We want our kids to be financially literate, but it can be hard when adults can’t quite find the right words to explain some financial topics. Let’s face it, the industry is somewhat known for its abbreviations (IRA, HSA, TUWs) and references to obscure IRS tax code (401(k), 403(b), etc.). That’s why I’m sharing some basic financial literacy you can pass along to your kids.
First, this warning: Be prepared for a look of pure elation followed by disappointment on your child’s face. When we were discussing the question, What is a stock? at dinner the other night, my oldest assumed that if he bought a stock, that meant he owned 1 percent of the company. He started dreaming of owning 1 percent of Target and practically swimming in beef jerky and gum. I had to reel him back to reality. (Disclosure: This is not an endorsement of Target and should not be considered investment advice.)
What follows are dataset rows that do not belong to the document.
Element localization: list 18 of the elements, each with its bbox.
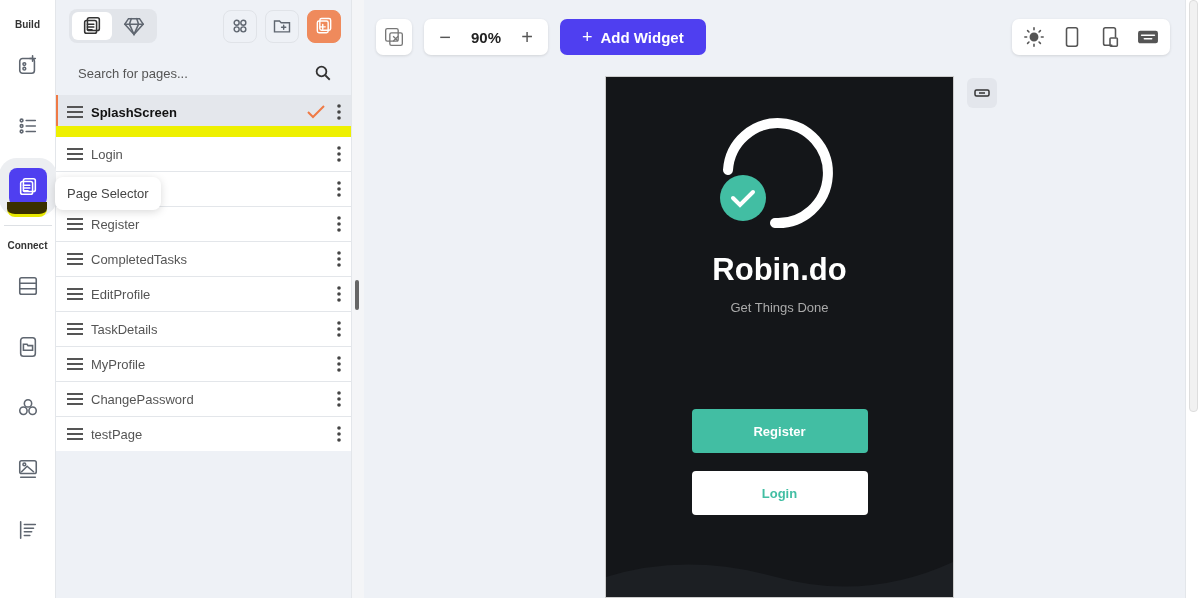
page-item[interactable]: EditProfile (56, 277, 351, 311)
search-field[interactable]: Search for pages... (76, 64, 314, 82)
zoom-value: 90% (470, 28, 502, 46)
page-item[interactable]: CompletedTasks (56, 242, 351, 276)
section-label: Build (15, 19, 40, 30)
page-item[interactable]: ChangePassword (56, 382, 351, 416)
zoom-in-button[interactable]: + (514, 25, 540, 49)
page-item[interactable]: MyProfile (56, 347, 351, 381)
page-item[interactable]: Login (56, 137, 351, 171)
add-widget-button[interactable]: + Add Widget (560, 19, 706, 55)
page-item[interactable]: TaskDetails (56, 312, 351, 346)
app-title: Robin.do (712, 252, 847, 288)
page-item[interactable]: Register (56, 207, 351, 241)
zoom-out-button[interactable]: − (432, 25, 458, 49)
tooltip: Page Selector (55, 177, 161, 210)
app-subtitle: Get Things Done (730, 300, 829, 315)
section-label: Connect (7, 240, 48, 251)
page-item[interactable]: testPage (56, 417, 351, 451)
Here’s the quick primer: Stocks are ownership interests in a company. Owning a share of XYZ corporation means you own a small bit of XYZ corporation. A really, really small bit. If XYZ corporation is successful, then typically your stock will increase in price. On the other hand, if XYZ corporation hits hard times, your share price will probably fall as the value of the company (and its earnings) falls.
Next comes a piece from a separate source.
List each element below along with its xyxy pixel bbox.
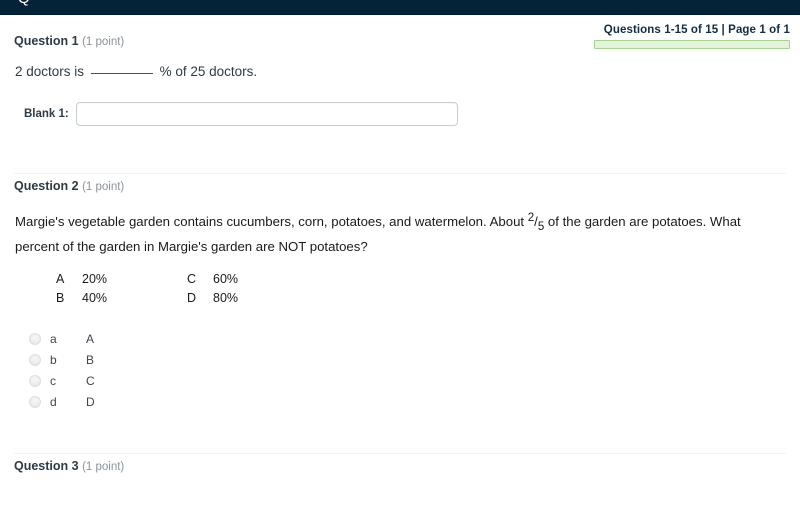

When we invest in stocks, sometimes known as equities, we need to be prepared for a bumpy ride. Sometimes really bumpy. Stocks go up and they go down, often in the same day. Over time, we expect that the stock market as a whole will go up as businesses earn more money. However, that doesn’t mean all stocks – including yours – will increase in value over time. According to a recent article from marketwatch.com, an individual stock is just as likely to go down over time as it is to go up. In reality, much of the U.S. Stock Market’s historical, long-term, positive performance is due to the stock of a relatively small number of businesses performing really, really well.
Let’s talk about another popular investment vehicle – bonds. Bonds, also known as fixed income, can provide investors with income in the form of interest payments and, ideally, principal protection. Principal protection means you have high expectations of getting all of the money you invest back. Financial advisors will tell you bond markets are generally less volatile than stock markets.
What you might tell your kids: Think of bonds as loans. If you own a bond or bond mutual fund, you are actually the lender. The bond issuer is the borrower. When you buy a bond, you loan money to the bond issuer and they pay you interest on the loan. Businesses, the Federal Government, states, counties, and foreign governments can all issue bonds.
Ready for more details? Let’s say you purchase $10,000 of a bond issuance. That $10,000 is considered your principal. The principal is your initial investment that you loan to the bond issuer. In return, the bond issuer (remember, the bond issuer is the borrower) pays you money each month in the form of interest, sometimes called a coupon payment. Then, when the bond matures, the loan is due. The bond issuer repays you your principal, and you don’t receive any more interest payments. Technically, there is some nuance around the face value of a bond versus what you actually paid for it. You could purchase a bond at a premium (higher than face value) or at a discount (lower than face value), but when the bond matures, you get the face value of the bond regardless of what you paid for it.
Typically, the longer your bond takes to mature, the higher the interest you earn. More interest is not always a good thing. The reason why you are getting paid more money for a bond that has a longer maturity date is because there is presumed to be a higher risk of the bond issuer defaulting on the loan. If a bond issuer defaults on its loan (your bond), you may not get your principal back.
In the bond world, it is important to remember that you generally only get higher yields when you are taking on more risk. Some of these risks include credit quality (How junky or high-yield are your bonds? How likely are you to get your money back?), maturity (the longer the length of time it takes to pay you back, the greater the risk something goes wrong), and interest rate risk (when interest rates rise, bond prices typically drop).
Some people think it’s not possible to lose money on bonds. Those people are wrong. However, the magnitude of loss on investment grade bonds compared to stocks is typically much lower. This is also why we don’t expect to earn as high of a return on bonds as we do when we invest in stocks.
I hope you will share this information with your children. These quick conversations about finance and money can really add up to an important education for kids and their parents. Next month, I’ll address funds – mutual funds versus exchange-traded funds, and other fund stuff! In the meantime, challenge yourself to talk about investing with your kids at dinner tonight, and let me know how it goes.